Gibson paused with his pint raised halfway to his lips. “Princess Charlotte stands next in line before York.”
“Yes. But Princess Charlotte’s own father regularly calls her mother a whore. Charlotte might well be put aside. It’s happened before.”
Gibson took a long, thoughtful swallow of his ale. “Have you considered the possibility that the person who killed Guinevere Anglessey might not be the same person or persons as set up that nasty little charade in the Pavilion?”
“Yes.” Sebastian shifted his weight to thrust his legs out straight. “I keep thinking that if I could just understand why she went to the Norfolk Arms in Smithfield, then it would all begin to make sense.”
“It does seem an unlikely place for a lover’s assignation,” said Gibson.
Sebastian shook his head. “I don’t think it was a lover’s assignation.”

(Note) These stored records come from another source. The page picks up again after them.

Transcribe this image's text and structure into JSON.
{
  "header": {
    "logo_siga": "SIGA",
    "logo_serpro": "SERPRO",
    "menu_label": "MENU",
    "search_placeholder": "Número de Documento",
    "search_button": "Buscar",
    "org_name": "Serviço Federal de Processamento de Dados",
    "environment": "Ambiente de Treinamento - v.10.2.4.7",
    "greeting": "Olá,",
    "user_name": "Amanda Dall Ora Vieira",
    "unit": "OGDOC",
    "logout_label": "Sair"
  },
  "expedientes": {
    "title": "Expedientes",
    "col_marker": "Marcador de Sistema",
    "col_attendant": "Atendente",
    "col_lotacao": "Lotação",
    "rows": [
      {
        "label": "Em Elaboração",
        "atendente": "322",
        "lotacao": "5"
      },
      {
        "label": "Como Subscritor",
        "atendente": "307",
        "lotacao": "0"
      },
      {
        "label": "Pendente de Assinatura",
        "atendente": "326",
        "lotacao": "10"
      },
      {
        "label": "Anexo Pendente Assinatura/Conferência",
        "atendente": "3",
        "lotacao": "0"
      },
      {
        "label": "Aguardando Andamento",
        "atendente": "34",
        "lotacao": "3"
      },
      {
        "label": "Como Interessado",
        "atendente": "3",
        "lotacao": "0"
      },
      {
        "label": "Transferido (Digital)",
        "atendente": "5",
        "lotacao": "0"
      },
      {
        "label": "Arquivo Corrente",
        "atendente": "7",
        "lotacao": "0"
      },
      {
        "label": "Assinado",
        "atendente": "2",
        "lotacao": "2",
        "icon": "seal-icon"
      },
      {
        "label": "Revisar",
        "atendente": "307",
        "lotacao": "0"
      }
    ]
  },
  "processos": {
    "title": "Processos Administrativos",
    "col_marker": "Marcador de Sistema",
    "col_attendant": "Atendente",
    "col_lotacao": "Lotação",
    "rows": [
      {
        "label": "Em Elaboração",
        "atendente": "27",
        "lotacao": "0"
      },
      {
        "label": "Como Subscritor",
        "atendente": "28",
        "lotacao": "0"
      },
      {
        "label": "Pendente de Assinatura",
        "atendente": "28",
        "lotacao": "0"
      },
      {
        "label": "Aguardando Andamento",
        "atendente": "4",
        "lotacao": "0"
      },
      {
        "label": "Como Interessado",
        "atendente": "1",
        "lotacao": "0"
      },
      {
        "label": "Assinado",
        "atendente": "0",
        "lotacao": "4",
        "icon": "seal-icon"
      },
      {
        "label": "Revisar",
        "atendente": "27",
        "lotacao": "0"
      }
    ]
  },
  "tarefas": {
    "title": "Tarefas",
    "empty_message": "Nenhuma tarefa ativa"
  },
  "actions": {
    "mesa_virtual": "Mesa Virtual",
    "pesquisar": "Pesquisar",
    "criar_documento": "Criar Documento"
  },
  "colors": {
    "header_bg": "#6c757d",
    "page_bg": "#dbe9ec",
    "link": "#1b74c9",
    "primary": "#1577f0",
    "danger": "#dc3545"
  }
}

The tramp of marching feet filled the air as part of the garrison from the Tower paraded past. His face solemn, Gibson turned his head to watch the men filling the street, the sun gleaming on their musket barrels. “I’ve been hearing a lot of grumbling about this fete the Prince has set for Thursday. Not just about the cost—which I gather is considerable. But it is rather unseemly, is it not, for a prince to celebrate his accession to the Regency when that elevation was necessitated by his father’s madness? I hear his mother and sisters are refusing to go.”

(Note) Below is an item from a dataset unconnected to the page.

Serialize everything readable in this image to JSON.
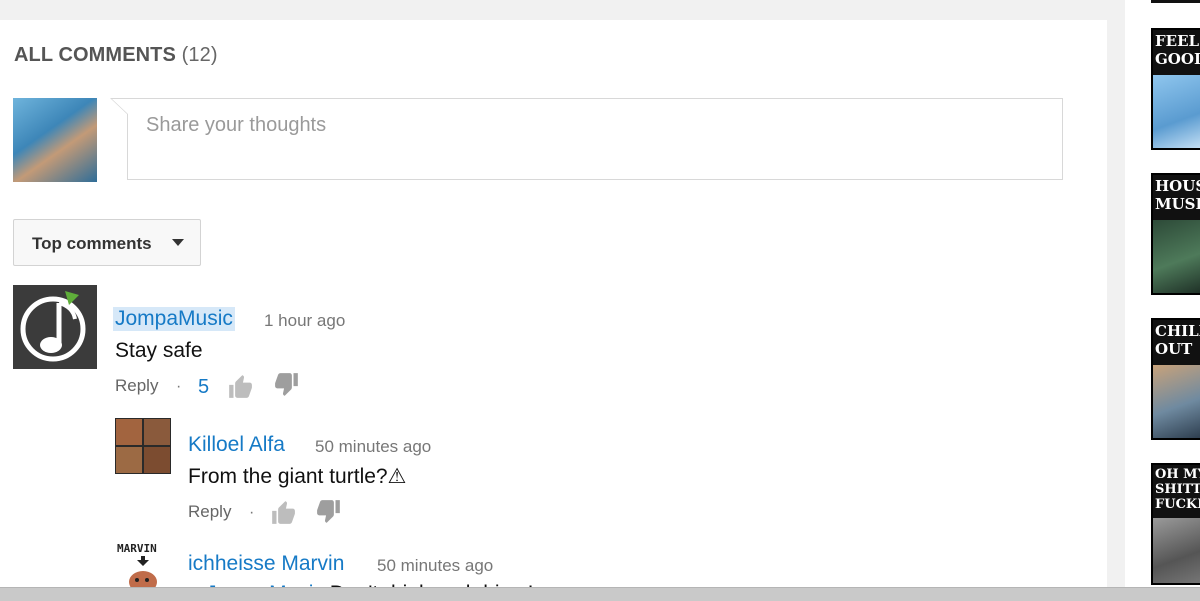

Sebastian, too, watched the soldiers. They looked so young, some little more than boys. “I doubt they’ll be missed. It’s been announced that no woman lower in rank than an Earl’s daughter will be allowed to attend, which has naturally set every excluded but ambitious lady in London scrambling to be made an exception. They’ll never keep the guest list down to two thousand.”
“When does the Prince return to Brighton?”
“The day after the fete.” Sebastian stared thoughtfully at the passing ranks of red-coated soldiers. “Think about this: if you were to organize a coup, when would you plan to stage it?”
Gibson’s gaze met Sebastian’s. “For a time when the Prince was out of London.”
“Exactly,” said Sebastian, and drained his ale.
Kat gave a soft laugh. “Nothing. It seems the modiste tried to talk her out of this particular shade of green satin, but she was so taken with it that in the end the woman could only let her have her way. I understand she was excessively pleased with it—until her mama-in-law, the Duchess, told her it made her look like a sick frog.”
Devlin walked over to pour out two glasses of wine. “So what did she do?”
“She gave the gown to her abigail, who sold it to a secondhand clothes dealer. The woman claims she can’t remember which one, probably because she actually sold it to her regular fence out of force of habit.”
Devlin looked up, one eyebrow raised in incredulity. “The gown came from a secondhand dealer?”
Kat came to lift her glass from his outstretched hand. “Evidently.”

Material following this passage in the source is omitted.